OK, so there’s nothing vaguely midwestern about Il Lee. Born in Korea. Lives in New York City. This mid-career retrospective is in San Jose. But just try to use a ball-point pen as your primary medium for making large-scale minimalesque work without, ahem, drawing comparisons.

These are quite beautiful.
And they affirm for me what makes good ol’ handmade 2D artwork so amazing: the potential for creating a world of complexity, surprise, and richness from the most unassuming of means.
They also remind me of a Beuys aphorism, the title of a show of his drawings at the Art Institute of Chicago from the early 90’s, “Thinking is Form”.
Glad you like them. I’ve been a fan of his for a while.
I heard he turned down sponsorship from Bic and Paper-Mate because he’s a died in the wool Uniball man…sadly Uniball never made an offer. Not really.
Even on the internet, they have this looking-into-the-abyss effect. Your comment is well made, Matt. They’re unassumingly great drawings.
Wow, these are amazing. ‘What’ they are and ‘how’ they are combine beautifully. I know they’re Uniball, but I smell BIC when viewing them.
I stumbled upon your discussion of Il Lee! I saw this retrospective at the SJMA summer of 2007. Always liked his work and liked it even better in person. Sometimes works on canvas (very smooth), sometimes on paper (untextured but soft). Both very visceral. The ballpoint pen has bizarre qualities when layered like that – it pulses from warm to cool, feels like a heartbeat, rather like Rothko.
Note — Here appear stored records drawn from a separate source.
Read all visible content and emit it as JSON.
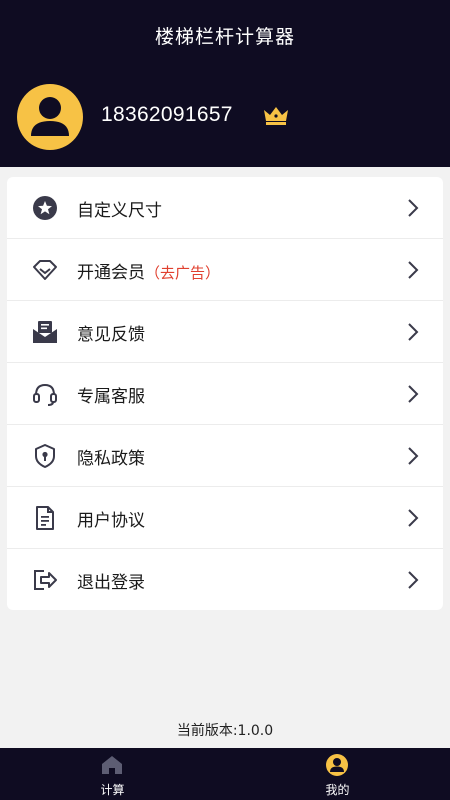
{
  "header": {
    "title": "楼梯栏杆计算器",
    "phone": "18362091657"
  },
  "menu": [
    {
      "label": "自定义尺寸",
      "sub": "",
      "icon": "star-badge-icon"
    },
    {
      "label": "开通会员",
      "sub": "（去广告）",
      "icon": "diamond-icon"
    },
    {
      "label": "意见反馈",
      "sub": "",
      "icon": "mail-feedback-icon"
    },
    {
      "label": "专属客服",
      "sub": "",
      "icon": "headset-icon"
    },
    {
      "label": "隐私政策",
      "sub": "",
      "icon": "shield-lock-icon"
    },
    {
      "label": "用户协议",
      "sub": "",
      "icon": "document-icon"
    },
    {
      "label": "退出登录",
      "sub": "",
      "icon": "logout-icon"
    }
  ],
  "footer": {
    "version": "当前版本:1.0.0"
  },
  "tabs": [
    {
      "label": "计算",
      "icon": "home-icon",
      "active": false
    },
    {
      "label": "我的",
      "icon": "user-icon",
      "active": true
    }
  ],
  "colors": {
    "header_bg": "#0f0c22",
    "accent_gold": "#f7c245",
    "promo_red": "#e0402f",
    "icon_dark": "#3a3a4a"
  }
}
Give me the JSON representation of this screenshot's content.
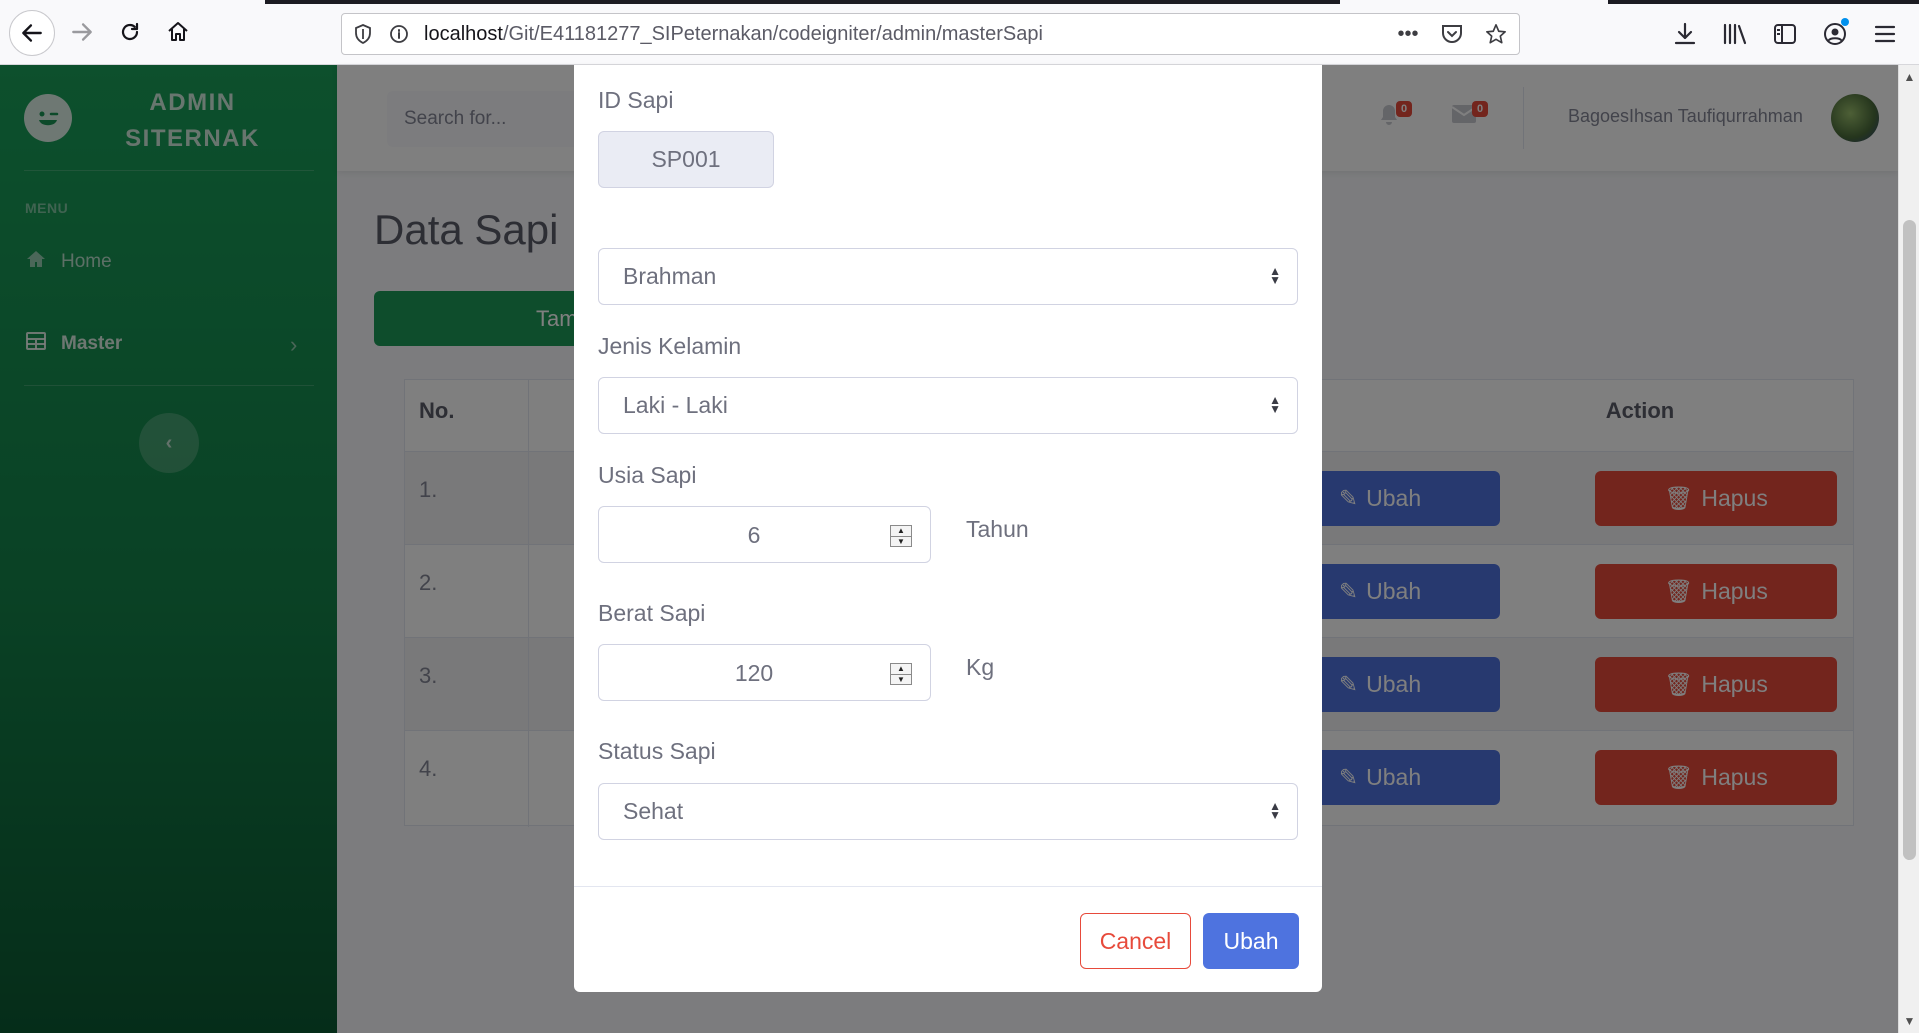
{
  "browser": {
    "url_host": "localhost",
    "url_path": "/Git/E41181277_SIPeternakan/codeigniter/admin/masterSapi",
    "icons": {
      "back": "back-arrow-icon",
      "forward": "forward-arrow-icon",
      "reload": "reload-icon",
      "home": "home-icon",
      "shield": "shield-icon",
      "info": "info-icon",
      "more": "more-icon",
      "pocket": "pocket-icon",
      "bookmark": "star-icon",
      "download": "download-icon",
      "library": "library-icon",
      "sidebar": "sidebar-icon",
      "account": "account-icon",
      "menu": "hamburger-menu-icon"
    },
    "colors": {
      "accent": "#0090ed"
    }
  },
  "sidebar": {
    "brand_line1": "ADMIN",
    "brand_line2": "SITERNAK",
    "heading": "MENU",
    "items": [
      {
        "label": "Home",
        "icon": "home-icon"
      },
      {
        "label": "Master",
        "icon": "table-icon"
      }
    ],
    "colors": {
      "top": "#1aa05a",
      "bottom": "#0b5a33"
    }
  },
  "topbar": {
    "search_placeholder": "Search for...",
    "alerts_count": "0",
    "messages_count": "0",
    "username": "BagoesIhsan Taufiqurrahman"
  },
  "main": {
    "page_title": "Data Sapi",
    "add_button": "Tamba",
    "table": {
      "headers": {
        "no": "No.",
        "action": "Action"
      },
      "rows": [
        {
          "no": "1."
        },
        {
          "no": "2."
        },
        {
          "no": "3."
        },
        {
          "no": "4."
        }
      ],
      "edit_label": "Ubah",
      "delete_label": "Hapus"
    },
    "colors": {
      "primary": "#4e73df",
      "danger": "#e74a3b",
      "success": "#1d9b58"
    }
  },
  "modal": {
    "id_label": "ID Sapi",
    "id_value": "SP001",
    "breed_value": "Brahman",
    "gender_label": "Jenis Kelamin",
    "gender_value": "Laki - Laki",
    "age_label": "Usia Sapi",
    "age_value": "6",
    "age_unit": "Tahun",
    "weight_label": "Berat Sapi",
    "weight_value": "120",
    "weight_unit": "Kg",
    "status_label": "Status Sapi",
    "status_value": "Sehat",
    "cancel_button": "Cancel",
    "submit_button": "Ubah"
  }
}
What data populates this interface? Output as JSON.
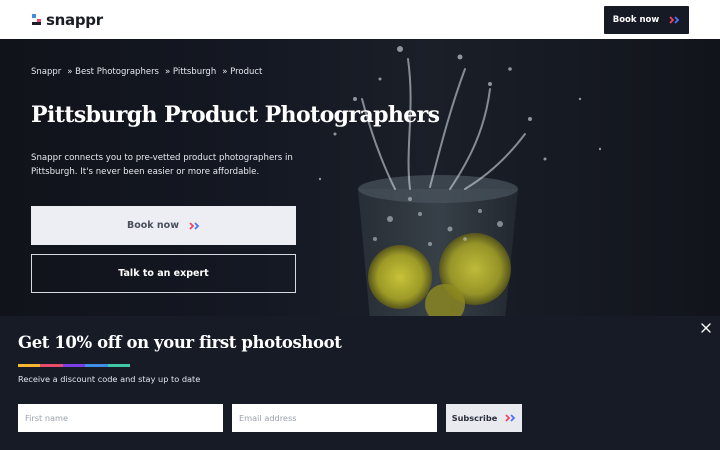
{
  "header": {
    "logo_text": "snappr",
    "book_now_label": "Book now",
    "book_icon": "double-chevron-right-icon"
  },
  "breadcrumb": {
    "items": [
      "Snappr",
      "» Best Photographers",
      "» Pittsburgh",
      "» Product"
    ]
  },
  "hero": {
    "title": "Pittsburgh Product Photographers",
    "description": "Snappr connects you to pre-vetted product photographers in Pittsburgh. It's never been easier or more affordable.",
    "book_now_label": "Book now",
    "expert_label": "Talk to an expert"
  },
  "promo": {
    "title": "Get 10% off on your first photoshoot",
    "subtitle": "Receive a discount code and stay up to date",
    "first_name_placeholder": "First name",
    "email_placeholder": "Email address",
    "subscribe_label": "Subscribe",
    "close_icon": "close-icon",
    "rainbow_colors": [
      "#f5b731",
      "#e84c6b",
      "#7b3fe4",
      "#3f8fe8",
      "#3fc7a8"
    ]
  },
  "colors": {
    "header_bg": "#ffffff",
    "dark_button": "#161a24",
    "promo_bg": "#161b26",
    "chevron_red": "#f0455f",
    "chevron_blue": "#4f73f5"
  }
}
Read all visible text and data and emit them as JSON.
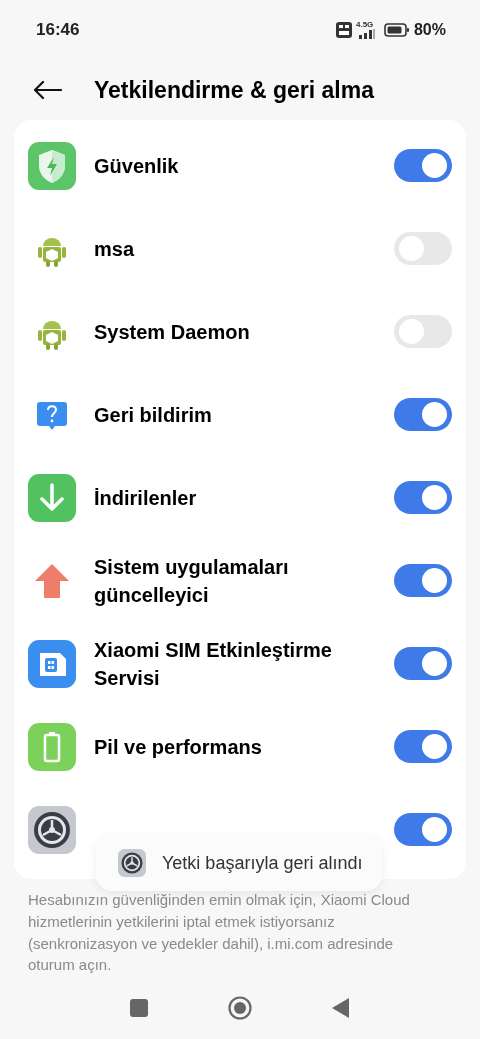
{
  "status_bar": {
    "time": "16:46",
    "network": "4.5G",
    "battery": "80%"
  },
  "header": {
    "title": "Yetkilendirme & geri alma"
  },
  "apps": [
    {
      "kind": "shield",
      "label": "Güvenlik",
      "on": true
    },
    {
      "kind": "android",
      "label": "msa",
      "on": false
    },
    {
      "kind": "android",
      "label": "System Daemon",
      "on": false
    },
    {
      "kind": "feedback",
      "label": "Geri bildirim",
      "on": true
    },
    {
      "kind": "download",
      "label": "İndirilenler",
      "on": true
    },
    {
      "kind": "update",
      "label": "Sistem uygulamaları güncelleyici",
      "on": true
    },
    {
      "kind": "sim",
      "label": "Xiaomi SIM Etkinleştirme Servisi",
      "on": true
    },
    {
      "kind": "battery",
      "label": "Pil ve performans",
      "on": true
    },
    {
      "kind": "settings",
      "on": true
    }
  ],
  "toast": {
    "text": "Yetki başarıyla geri alındı"
  },
  "footer": {
    "text": "Hesabınızın güvenliğinden emin olmak için, Xiaomi Cloud hizmetlerinin yetkilerini iptal etmek istiyorsanız (senkronizasyon ve yedekler dahil), i.mi.com adresinde oturum açın."
  }
}
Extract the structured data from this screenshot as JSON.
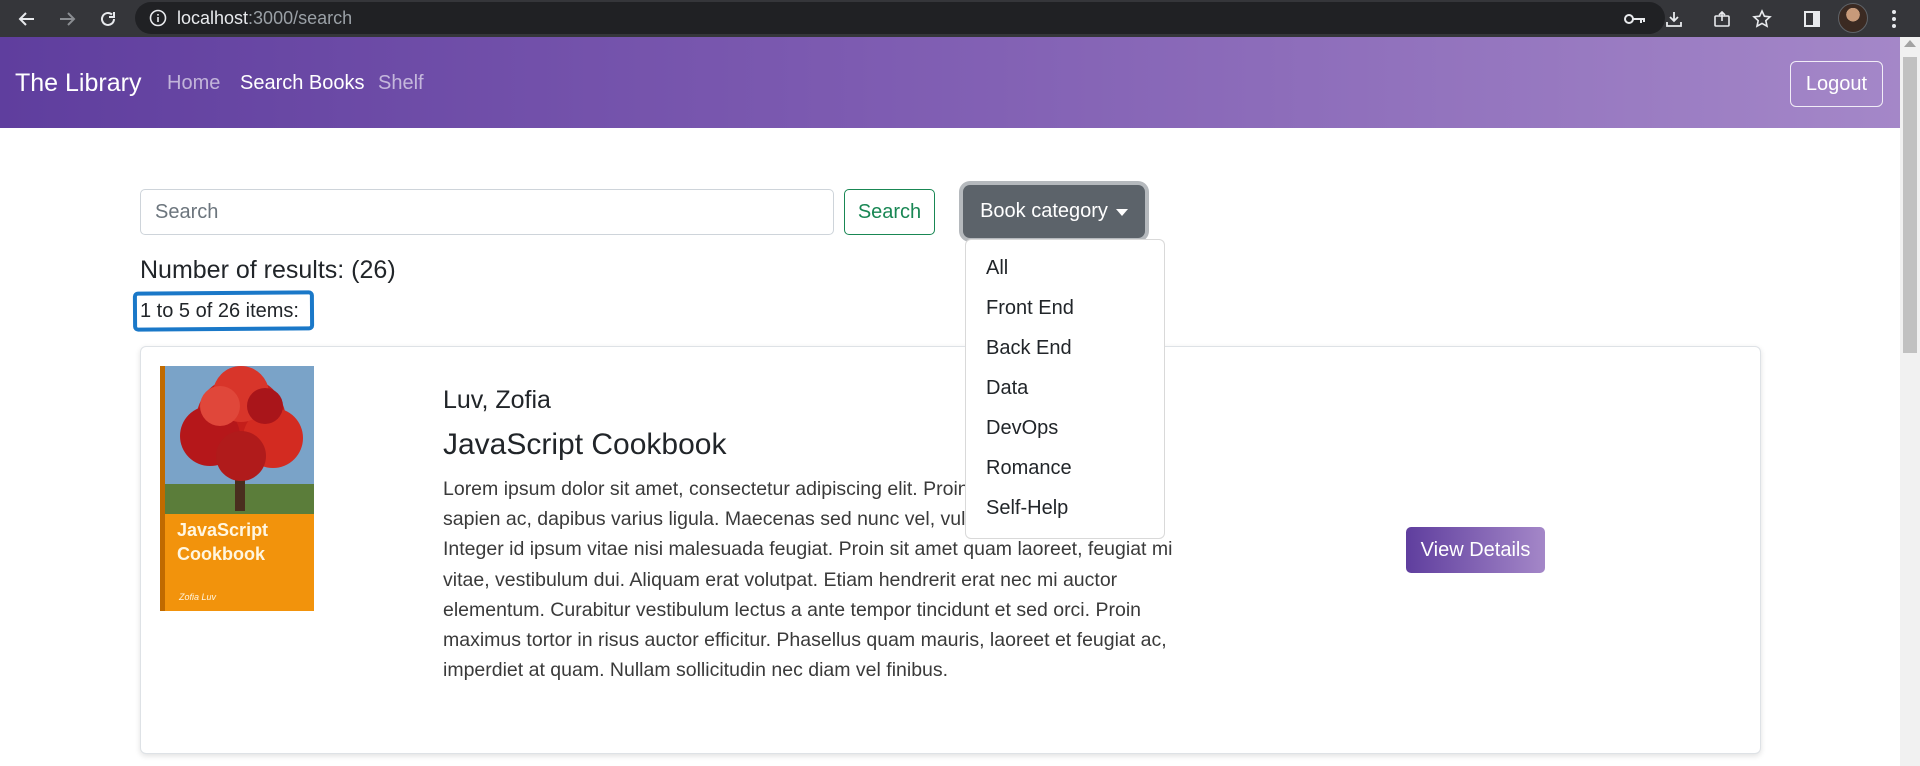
{
  "browser": {
    "url_host": "localhost",
    "url_path": ":3000/search"
  },
  "navbar": {
    "brand": "The Library",
    "links": [
      {
        "label": "Home",
        "active": false
      },
      {
        "label": "Search Books",
        "active": true
      },
      {
        "label": "Shelf",
        "active": false
      }
    ],
    "logout_label": "Logout"
  },
  "search": {
    "placeholder": "Search",
    "value": "",
    "button_label": "Search",
    "category_label": "Book category"
  },
  "dropdown": {
    "items": [
      "All",
      "Front End",
      "Back End",
      "Data",
      "DevOps",
      "Romance",
      "Self-Help"
    ]
  },
  "results": {
    "count_text": "Number of results: (26)",
    "range_text": "1 to 5 of 26 items:"
  },
  "book": {
    "author": "Luv, Zofia",
    "title": "JavaScript Cookbook",
    "description": "Lorem ipsum dolor sit amet, consectetur adipiscing elit. Proin condimentum eget sapien ac, dapibus varius ligula. Maecenas sed nunc vel, vulputate eleifend dui. Integer id ipsum vitae nisi malesuada feugiat. Proin sit amet quam laoreet, feugiat mi vitae, vestibulum dui. Aliquam erat volutpat. Etiam hendrerit erat nec mi auctor elementum. Curabitur vestibulum lectus a ante tempor tincidunt et sed orci. Proin maximus tortor in risus auctor efficitur. Phasellus quam mauris, laoreet et feugiat ac, imperdiet at quam. Nullam sollicitudin nec diam vel finibus.",
    "cover_title": "JavaScript Cookbook",
    "cover_author": "Zofia Luv",
    "button_label": "View Details"
  },
  "colors": {
    "navbar_gradient_start": "#5f3e9e",
    "navbar_gradient_end": "#a487c8",
    "success": "#198754",
    "secondary": "#5c636a",
    "annotation": "#1a78c8"
  }
}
Weird sense of surface – sometimes it catches a gloss and flashes but other times it reads like a black hole sunk into the fibers. Bought the book – Il Lee started out representationally with fiendish cross-hatching – you can see the seeds of this work in his earlier etchings. If he’s ever in your area make the effort to go and see him. I drove 5 hrs from L.A. to catch this show.
The large scale works on canvas and other large scale works on paper are awesome, otherworldly and dramatic. He should be in many more museums as the works are an impressive showing of creativity using the most basic utilitarian tool — a simple ballpoint pen.